In conclusion, the researchers stated the following:
“Our results indicated that reducing inflammation through diet might be one of the therapeutic strategies to control and reduce the disease activity in RA patients.”
If you are looking to incorporate anti-inflammatory foods into your diet, there are a number of anti-inflammatory foods available to consume. Most whole food sources tend to result in lower inflammation than processed foods. Still, there are a number of plant-based foods in particular that are anti-inflammatory. Some very popular options include the spice turmeric, berries, green tea, green vegetables, fatty fish, dark chocolate (your welcome), and many more.(1)
Some pro-inflammatory foods include highly processed foods, foods with added sugar, refined carbohydrates (which quickly metabolize into sugar once consumed), artificial sweeteners, and some vegetable and seed oils, particularly those which are high in omega 6 fatty acids such as soybean oil.(2)
Conversely, other oils that are high in omega 3 fatty acids, like flaxseed oil, may help lower inflammation. Olive oil may also be included on this list.(2)
Now, of course, further studies are always needed to replicate these findings and perhaps dig even deeper to find out more about how diets influence RA symptoms and disease activity, but these are very encouraging results regardless.

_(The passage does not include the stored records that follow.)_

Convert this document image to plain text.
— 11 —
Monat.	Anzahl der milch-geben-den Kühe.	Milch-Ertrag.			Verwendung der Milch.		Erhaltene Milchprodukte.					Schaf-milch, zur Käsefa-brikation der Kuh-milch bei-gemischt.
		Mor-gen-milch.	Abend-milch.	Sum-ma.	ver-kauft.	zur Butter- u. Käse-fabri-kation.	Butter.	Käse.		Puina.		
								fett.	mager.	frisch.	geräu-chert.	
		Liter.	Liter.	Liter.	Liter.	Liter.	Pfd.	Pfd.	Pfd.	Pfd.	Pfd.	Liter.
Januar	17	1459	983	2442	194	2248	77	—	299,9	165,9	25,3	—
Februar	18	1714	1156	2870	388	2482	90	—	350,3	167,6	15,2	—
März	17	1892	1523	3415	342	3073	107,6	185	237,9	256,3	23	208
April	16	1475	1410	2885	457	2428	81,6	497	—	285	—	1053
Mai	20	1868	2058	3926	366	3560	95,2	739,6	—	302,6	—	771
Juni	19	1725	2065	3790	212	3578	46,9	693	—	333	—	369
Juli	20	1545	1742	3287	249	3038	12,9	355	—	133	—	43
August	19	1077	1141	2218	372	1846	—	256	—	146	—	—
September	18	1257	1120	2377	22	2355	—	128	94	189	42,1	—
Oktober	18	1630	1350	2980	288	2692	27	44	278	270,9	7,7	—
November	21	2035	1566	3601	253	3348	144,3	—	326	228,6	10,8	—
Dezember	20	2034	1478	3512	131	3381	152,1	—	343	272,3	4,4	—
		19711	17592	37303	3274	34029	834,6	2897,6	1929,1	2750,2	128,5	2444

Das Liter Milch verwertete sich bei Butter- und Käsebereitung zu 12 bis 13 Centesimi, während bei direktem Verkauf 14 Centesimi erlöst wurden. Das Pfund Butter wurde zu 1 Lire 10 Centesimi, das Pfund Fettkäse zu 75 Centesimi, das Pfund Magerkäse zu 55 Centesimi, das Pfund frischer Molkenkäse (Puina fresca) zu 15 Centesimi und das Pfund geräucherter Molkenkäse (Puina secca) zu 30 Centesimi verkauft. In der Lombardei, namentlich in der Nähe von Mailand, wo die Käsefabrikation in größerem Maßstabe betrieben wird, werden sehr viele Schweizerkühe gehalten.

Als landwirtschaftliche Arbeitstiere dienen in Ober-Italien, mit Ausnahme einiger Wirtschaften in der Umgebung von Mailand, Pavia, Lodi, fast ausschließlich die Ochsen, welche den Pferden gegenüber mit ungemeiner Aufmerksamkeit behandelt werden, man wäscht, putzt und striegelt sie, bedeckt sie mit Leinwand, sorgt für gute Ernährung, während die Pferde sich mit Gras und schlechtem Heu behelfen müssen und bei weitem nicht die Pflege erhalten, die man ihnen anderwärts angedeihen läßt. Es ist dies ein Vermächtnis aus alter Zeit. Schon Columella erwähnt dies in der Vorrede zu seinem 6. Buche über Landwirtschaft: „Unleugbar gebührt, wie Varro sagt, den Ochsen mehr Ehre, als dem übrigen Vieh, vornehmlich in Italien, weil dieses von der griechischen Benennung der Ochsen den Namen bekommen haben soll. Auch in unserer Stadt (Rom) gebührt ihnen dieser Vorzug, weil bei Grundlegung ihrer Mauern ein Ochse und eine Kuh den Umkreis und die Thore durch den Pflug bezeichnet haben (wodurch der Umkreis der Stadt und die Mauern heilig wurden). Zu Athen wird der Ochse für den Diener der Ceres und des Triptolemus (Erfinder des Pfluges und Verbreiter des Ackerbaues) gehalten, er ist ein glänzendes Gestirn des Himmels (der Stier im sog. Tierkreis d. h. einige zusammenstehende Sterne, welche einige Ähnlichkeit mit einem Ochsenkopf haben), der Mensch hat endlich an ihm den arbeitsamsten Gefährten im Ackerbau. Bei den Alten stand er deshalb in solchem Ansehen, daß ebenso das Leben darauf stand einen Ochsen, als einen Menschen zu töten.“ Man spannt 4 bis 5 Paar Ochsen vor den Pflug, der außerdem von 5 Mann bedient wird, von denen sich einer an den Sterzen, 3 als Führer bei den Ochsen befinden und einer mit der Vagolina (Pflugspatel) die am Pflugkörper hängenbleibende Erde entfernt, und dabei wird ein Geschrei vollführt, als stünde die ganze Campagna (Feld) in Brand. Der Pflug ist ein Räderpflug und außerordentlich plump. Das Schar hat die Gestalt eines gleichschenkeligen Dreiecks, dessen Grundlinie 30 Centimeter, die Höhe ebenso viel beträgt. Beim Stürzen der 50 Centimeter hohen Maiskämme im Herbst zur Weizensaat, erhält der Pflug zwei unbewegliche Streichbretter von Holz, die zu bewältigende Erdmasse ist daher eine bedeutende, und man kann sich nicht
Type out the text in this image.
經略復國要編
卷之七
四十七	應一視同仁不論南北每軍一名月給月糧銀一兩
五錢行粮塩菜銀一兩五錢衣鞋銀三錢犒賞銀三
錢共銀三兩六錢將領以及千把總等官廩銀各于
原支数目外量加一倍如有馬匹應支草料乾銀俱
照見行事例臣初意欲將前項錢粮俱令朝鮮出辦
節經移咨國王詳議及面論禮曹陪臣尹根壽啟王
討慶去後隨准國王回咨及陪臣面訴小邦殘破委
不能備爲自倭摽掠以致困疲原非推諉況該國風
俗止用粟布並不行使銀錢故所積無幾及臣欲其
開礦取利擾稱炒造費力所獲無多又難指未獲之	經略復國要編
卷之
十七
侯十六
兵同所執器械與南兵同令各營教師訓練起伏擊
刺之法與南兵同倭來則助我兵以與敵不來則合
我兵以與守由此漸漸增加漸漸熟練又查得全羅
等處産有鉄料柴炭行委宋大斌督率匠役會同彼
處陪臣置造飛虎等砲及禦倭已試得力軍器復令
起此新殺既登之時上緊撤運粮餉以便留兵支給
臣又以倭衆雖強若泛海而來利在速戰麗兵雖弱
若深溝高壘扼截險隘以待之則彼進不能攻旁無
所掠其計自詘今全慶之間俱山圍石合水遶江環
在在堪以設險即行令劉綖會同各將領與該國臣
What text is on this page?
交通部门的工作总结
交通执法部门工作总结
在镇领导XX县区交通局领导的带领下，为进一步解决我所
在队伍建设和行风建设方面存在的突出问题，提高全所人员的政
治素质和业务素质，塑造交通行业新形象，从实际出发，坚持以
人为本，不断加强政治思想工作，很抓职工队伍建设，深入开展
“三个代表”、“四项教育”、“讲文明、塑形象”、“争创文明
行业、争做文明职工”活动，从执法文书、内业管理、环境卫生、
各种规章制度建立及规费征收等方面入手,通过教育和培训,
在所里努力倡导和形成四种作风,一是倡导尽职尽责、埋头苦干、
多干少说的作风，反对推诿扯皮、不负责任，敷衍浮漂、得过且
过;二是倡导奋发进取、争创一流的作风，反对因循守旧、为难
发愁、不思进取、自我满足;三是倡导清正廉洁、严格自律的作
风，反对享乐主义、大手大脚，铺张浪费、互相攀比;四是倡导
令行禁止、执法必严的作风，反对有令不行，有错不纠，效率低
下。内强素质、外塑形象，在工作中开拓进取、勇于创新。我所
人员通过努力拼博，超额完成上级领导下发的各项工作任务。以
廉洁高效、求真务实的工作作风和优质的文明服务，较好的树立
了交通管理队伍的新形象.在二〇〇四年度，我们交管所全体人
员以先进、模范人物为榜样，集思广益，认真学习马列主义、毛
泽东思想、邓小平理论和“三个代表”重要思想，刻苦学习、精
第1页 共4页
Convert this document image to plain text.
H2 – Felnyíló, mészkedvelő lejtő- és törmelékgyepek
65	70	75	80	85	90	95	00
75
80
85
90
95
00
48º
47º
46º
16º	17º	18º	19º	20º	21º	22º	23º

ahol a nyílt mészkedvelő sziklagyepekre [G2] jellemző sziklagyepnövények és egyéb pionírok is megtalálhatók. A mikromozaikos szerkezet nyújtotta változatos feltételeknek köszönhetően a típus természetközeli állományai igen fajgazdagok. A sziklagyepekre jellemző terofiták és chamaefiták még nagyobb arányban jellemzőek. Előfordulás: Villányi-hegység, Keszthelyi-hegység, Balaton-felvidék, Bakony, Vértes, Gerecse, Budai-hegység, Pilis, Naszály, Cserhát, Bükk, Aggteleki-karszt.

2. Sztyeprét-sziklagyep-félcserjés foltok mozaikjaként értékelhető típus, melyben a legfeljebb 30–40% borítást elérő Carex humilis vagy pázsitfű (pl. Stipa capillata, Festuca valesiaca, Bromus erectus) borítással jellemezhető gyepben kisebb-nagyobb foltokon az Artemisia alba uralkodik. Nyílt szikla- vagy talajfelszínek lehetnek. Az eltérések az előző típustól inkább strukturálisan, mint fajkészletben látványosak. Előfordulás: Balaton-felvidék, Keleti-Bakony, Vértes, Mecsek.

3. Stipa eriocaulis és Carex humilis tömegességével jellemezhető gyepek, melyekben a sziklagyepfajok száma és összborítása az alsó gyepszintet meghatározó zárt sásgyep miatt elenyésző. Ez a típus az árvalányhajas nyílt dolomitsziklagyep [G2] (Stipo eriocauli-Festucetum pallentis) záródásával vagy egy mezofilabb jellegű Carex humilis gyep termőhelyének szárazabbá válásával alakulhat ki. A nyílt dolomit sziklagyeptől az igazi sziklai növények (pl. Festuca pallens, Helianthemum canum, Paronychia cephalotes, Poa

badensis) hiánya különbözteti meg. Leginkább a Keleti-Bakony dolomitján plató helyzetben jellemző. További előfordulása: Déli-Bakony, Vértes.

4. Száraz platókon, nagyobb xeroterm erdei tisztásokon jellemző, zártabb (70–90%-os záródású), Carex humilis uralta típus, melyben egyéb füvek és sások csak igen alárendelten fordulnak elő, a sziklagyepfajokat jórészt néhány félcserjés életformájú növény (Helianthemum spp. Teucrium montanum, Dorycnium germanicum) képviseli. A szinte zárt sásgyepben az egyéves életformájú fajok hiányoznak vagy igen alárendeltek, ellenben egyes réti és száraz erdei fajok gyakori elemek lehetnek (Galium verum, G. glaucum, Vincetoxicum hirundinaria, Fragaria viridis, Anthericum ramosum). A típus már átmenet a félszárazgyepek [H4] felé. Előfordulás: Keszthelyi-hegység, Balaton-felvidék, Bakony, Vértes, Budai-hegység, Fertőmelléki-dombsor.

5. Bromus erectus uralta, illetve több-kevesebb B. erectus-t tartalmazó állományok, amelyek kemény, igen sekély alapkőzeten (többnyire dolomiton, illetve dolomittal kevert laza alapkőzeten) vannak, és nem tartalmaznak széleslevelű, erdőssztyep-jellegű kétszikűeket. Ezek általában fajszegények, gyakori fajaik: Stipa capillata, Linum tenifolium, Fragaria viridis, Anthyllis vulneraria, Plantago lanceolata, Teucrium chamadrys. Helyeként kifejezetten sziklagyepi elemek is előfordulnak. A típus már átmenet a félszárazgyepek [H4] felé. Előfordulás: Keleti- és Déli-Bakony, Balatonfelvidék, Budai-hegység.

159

Anything which puts power back into our own hands to deal with ailments in a safe way is always welcome.
With that said, take these results to your licensed health care practitioner to see what kind of diet is safest and most effective for you. This information is always presented for informational purposes only and is not meant as medical advice.
And, with that said, all the best to you on your pursuit of great!